Reading al-tabari’s history, one comes across names of people who, because of their alliance to tribes that fought the troops of Abu Bakr’s central government, should also have been killed—at least according to the alleged words of the Prophet, i.e. ‘he who changes his religion, kill him’ and ‘he who changes his religion, cut off his head”—but the fact that they were left alone not only increases our doubts as to the authenticity of these hadiths but also as to the fuqaha”s’ claims to have correctly read these events.
Is it possible that Abu Bakr and the other caliphs would have been allowed to kill apostates in the way it is reported—assuming for a moment that the accounts are accurate—purely because these people abandoned a specific belief? Or put differently, how likely is it that their harsh (persecution and decapitation) and often inconsistent (marriage to relatives, release from prison) treatment of apostates could have been possible?
Indeed, we would not be so critical of our early history if that spurious concept of (punishment for) apostasy, which provided the perfect legal pretext for the elimination of political opponents during the Umayyad and Abbasid periods, did not today play such a dominant role in the tactics of Islamist groups and their terror against the political establishment. Ironically, by allowing the killing of political rulers on the basis of (alleged) apostasy, Aiman al-dhawihiri and other ideologues are using precisely the same weapon of terror as the ancient political regimes did in order to intimidate their opponents.
Because of the confusion between religion (disbelief ) and politics (secession) from the time of the early ‘wars of apostasy’, apostasy has attained a political dimension and has thus been fixed in the Arab-Muslim mind ever since.
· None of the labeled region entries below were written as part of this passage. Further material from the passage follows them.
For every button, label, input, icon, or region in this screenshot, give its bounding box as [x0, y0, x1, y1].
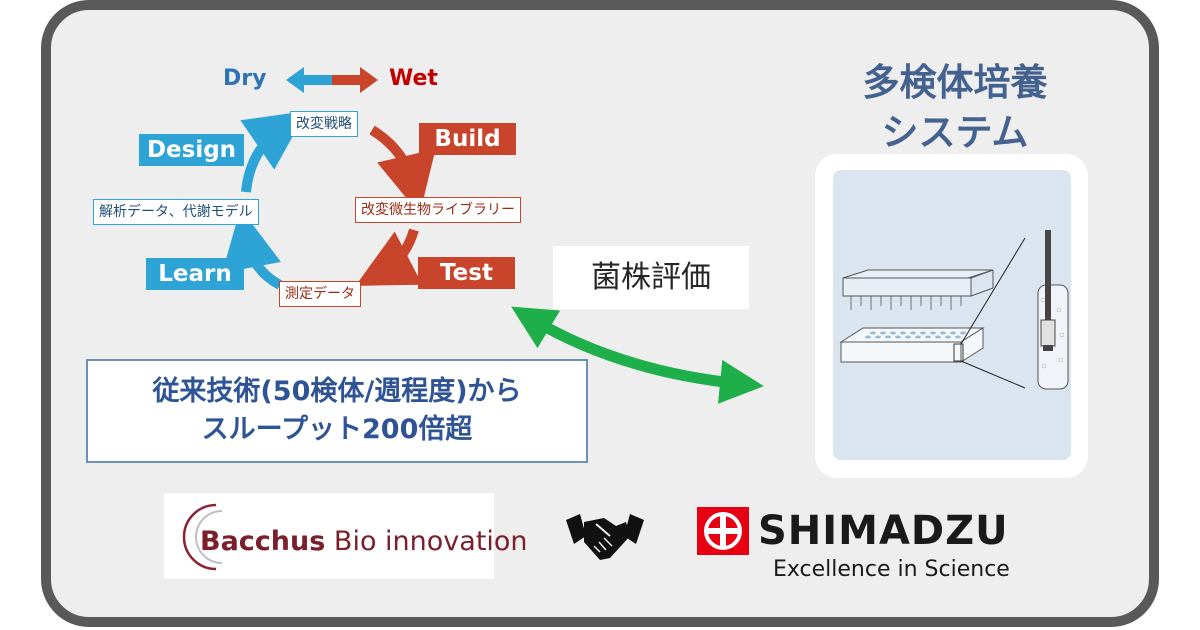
system-title-line-2: システム: [881, 111, 1029, 154]
shimadzu-name: SHIMADZU: [758, 508, 1009, 554]
system-title-line-1: 多検体培養: [862, 61, 1048, 104]
node-measurement: 測定データ: [279, 281, 361, 307]
node-strategy: 改変戦略: [290, 111, 358, 137]
handshake-icon: [566, 514, 644, 560]
node-library: 改変微生物ライブラリー: [355, 197, 521, 223]
phase-learn: Learn: [146, 258, 244, 290]
test-arrow: [355, 228, 423, 286]
system-title: 多検体培養 システム: [835, 58, 1075, 158]
bacchus-subtitle: Bio innovation: [333, 526, 528, 557]
strain-evaluation-label: 菌株評価: [553, 246, 749, 309]
phase-build: Build: [419, 123, 516, 155]
claim-line-2: スループット200倍超: [201, 414, 473, 445]
dry-label: Dry: [223, 66, 267, 91]
build-arrow: [369, 125, 436, 215]
learn-arrow: [222, 208, 283, 290]
bacchus-arc-icon: [182, 503, 223, 571]
node-analysis: 解析データ、代謝モデル: [93, 199, 259, 225]
claim-line-1: 従来技術(50検体/週程度)から: [152, 376, 522, 407]
throughput-claim-box: 従来技術(50検体/週程度)から スループット200倍超: [86, 359, 588, 463]
shimadzu-mark-icon: [697, 507, 749, 555]
wet-label: Wet: [389, 66, 438, 91]
bacchus-name: Bacchus: [200, 526, 326, 557]
phase-design: Design: [139, 134, 244, 166]
shimadzu-tagline: Excellence in Science: [773, 557, 1010, 582]
culture-system-illustration: [833, 170, 1071, 460]
bacchus-logo-text: Bacchus Bio innovation: [200, 526, 528, 557]
dry-wet-arrow: [286, 67, 378, 93]
phase-test: Test: [418, 257, 515, 289]
evaluation-arrow: [511, 306, 764, 404]
bacchus-logo-box: [164, 493, 494, 579]
design-arrow: [240, 110, 307, 193]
And since the fuqaha” were so involved in power politics during that period, apostasy, with these political overtones, has come to be formulated in Islamic law with exactly that fusion of religion with politics, rendering what happened during the appointment of Abu Bakr as Muhammad’s successor (eliminating the influence of the al-Ansar) as perfectly legal.
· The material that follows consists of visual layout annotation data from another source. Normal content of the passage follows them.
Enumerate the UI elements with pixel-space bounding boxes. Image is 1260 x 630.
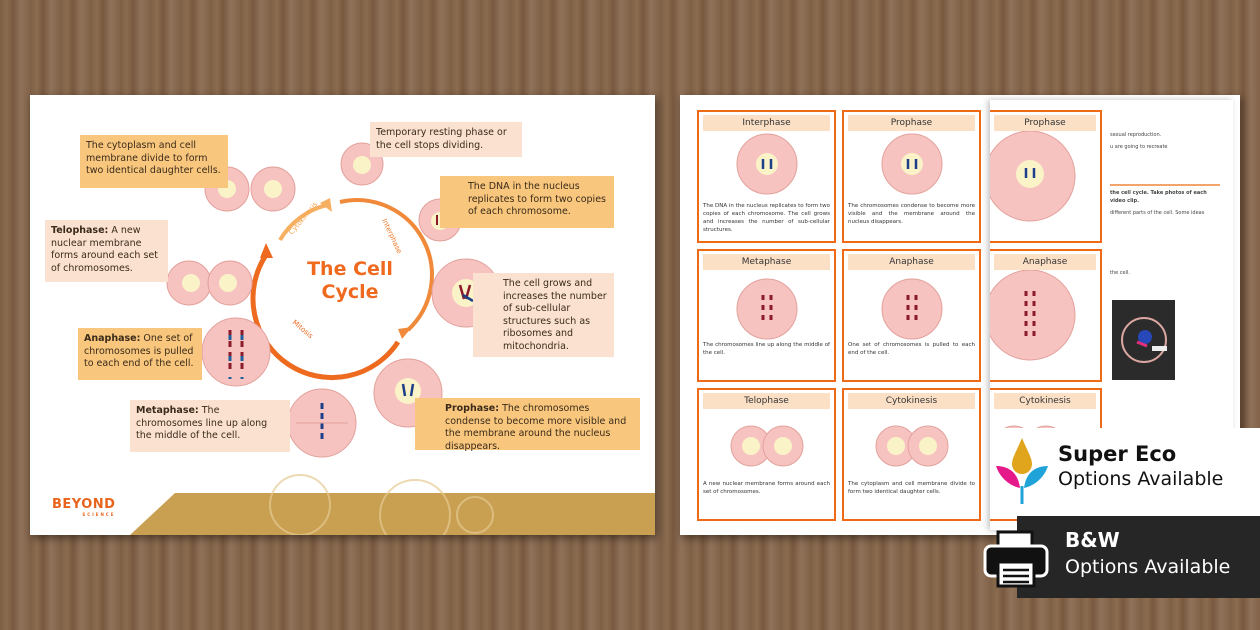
cell-illustration <box>730 425 804 467</box>
cell-illustration <box>875 425 949 467</box>
card-title: Metaphase <box>703 254 830 270</box>
metaphase-label: Metaphase: <box>136 405 199 416</box>
leaf-drop-icon <box>996 438 1048 504</box>
box-telophase: Telophase: A new nuclear membrane forms … <box>45 220 168 282</box>
cell-anaphase <box>201 317 271 387</box>
phase-card: Telophase A new nuclear membrane forms a… <box>697 388 836 521</box>
cycle-arc-cytokinesis <box>278 203 328 242</box>
box-resting: Temporary resting phase or the cell stop… <box>370 122 522 157</box>
card-title: Prophase <box>994 115 1096 131</box>
phase-card: Anaphase <box>990 249 1102 382</box>
eco-line2: Options Available <box>1058 468 1224 490</box>
arc-label-interphase: Interphase <box>380 217 403 254</box>
telophase-text: A new nuclear membrane forms around each… <box>51 225 158 274</box>
cell-illustration <box>990 269 1076 361</box>
cell-illustration <box>990 130 1076 222</box>
card-text: One set of chromosomes is pulled to each… <box>848 342 975 356</box>
cell-metaphase <box>287 388 357 458</box>
cell-model-photo <box>1112 300 1175 380</box>
box-metaphase: Metaphase: The chromosomes line up along… <box>130 400 290 452</box>
box-growth: The cell grows and increases the number … <box>473 273 614 357</box>
cell-illustration <box>736 133 798 195</box>
card-text: The chromosomes condense to become more … <box>848 203 975 225</box>
printer-icon <box>983 530 1049 588</box>
worksheet-text: u are going to recreate <box>1110 144 1168 150</box>
card-text: The chromosomes line up along the middle… <box>703 342 830 356</box>
cell-cycle-slide: Cytokinesis Interphase Mitosis The Cell … <box>30 95 655 535</box>
cell-telophase <box>166 260 253 306</box>
phase-card: Metaphase The chromosomes line up along … <box>697 249 836 382</box>
eco-line1: Super Eco <box>1058 442 1177 466</box>
super-eco-badge: Super Eco Options Available <box>990 428 1260 516</box>
phase-card: Prophase The chromosomes condense to bec… <box>842 110 981 243</box>
box-dna: The DNA in the nucleus replicates to for… <box>440 176 614 228</box>
card-text: The cytoplasm and cell membrane divide t… <box>848 481 975 495</box>
worksheet-text: the cell cycle. Take photos of each <box>1110 190 1207 196</box>
cell-illustration <box>881 278 943 340</box>
worksheet-text: video clip. <box>1110 198 1139 204</box>
card-title: Cytokinesis <box>848 393 975 409</box>
phase-card: Anaphase One set of chromosomes is pulle… <box>842 249 981 382</box>
card-title: Prophase <box>848 115 975 131</box>
card-title: Anaphase <box>848 254 975 270</box>
phase-card: Prophase <box>990 110 1102 243</box>
bw-badge: B&W Options Available <box>1017 516 1260 598</box>
arc-label-mitosis: Mitosis <box>291 318 315 340</box>
card-title: Cytokinesis <box>994 393 1096 409</box>
card-title: Telophase <box>703 393 830 409</box>
card-title: Anaphase <box>994 254 1096 270</box>
prophase-label: Prophase: <box>445 403 500 414</box>
worksheet-text: different parts of the cell. Some ideas <box>1110 210 1205 216</box>
cell-illustration <box>881 133 943 195</box>
phase-card: Cytokinesis The cytoplasm and cell membr… <box>842 388 981 521</box>
metaphase-text: The chromosomes line up along the middle… <box>136 405 268 441</box>
telophase-label: Telophase: <box>51 225 109 236</box>
prophase-text: The chromosomes condense to become more … <box>445 403 627 452</box>
card-title: Interphase <box>703 115 830 131</box>
box-prophase: Prophase: The chromosomes condense to be… <box>415 398 640 452</box>
cycle-arc-interphase <box>339 198 434 332</box>
slide-footer-band <box>130 493 655 535</box>
card-text: A new nuclear membrane forms around each… <box>703 481 830 495</box>
cell-illustration <box>736 278 798 340</box>
card-text: The DNA in the nucleus replicates to for… <box>703 203 830 233</box>
box-anaphase: Anaphase: One set of chromosomes is pull… <box>78 328 202 380</box>
box-cytokinesis: The cytoplasm and cell membrane divide t… <box>80 135 228 188</box>
bw-line1: B&W <box>1065 528 1120 552</box>
worksheet-text: sexual reproduction. <box>1110 132 1162 138</box>
phase-card: Interphase The DNA in the nucleus replic… <box>697 110 836 243</box>
worksheet-text: the cell. <box>1110 270 1130 276</box>
anaphase-text: One set of chromosomes is pulled to each… <box>84 333 194 369</box>
anaphase-label: Anaphase: <box>84 333 141 344</box>
bw-line2: Options Available <box>1065 556 1231 578</box>
arc-label-cytokinesis: Cytokinesis <box>287 200 319 236</box>
slide-title: The Cell Cycle <box>307 258 393 303</box>
cycle-arc-mitosis <box>250 253 401 381</box>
Once these apostasy wars, and in particular Abu Bakr’s military expedition in the years 10–11 A.H., were defined as ‘fulfilling God’s words’, they became the legal norm of how to deal with (any) apostate (individual or group), so that the possibility of being persecuted as an apostate hung over the political opposition like a sword of Damocles and is today, because the Islamists have turned this threat against the rulers themselves, a common feature of our current political life.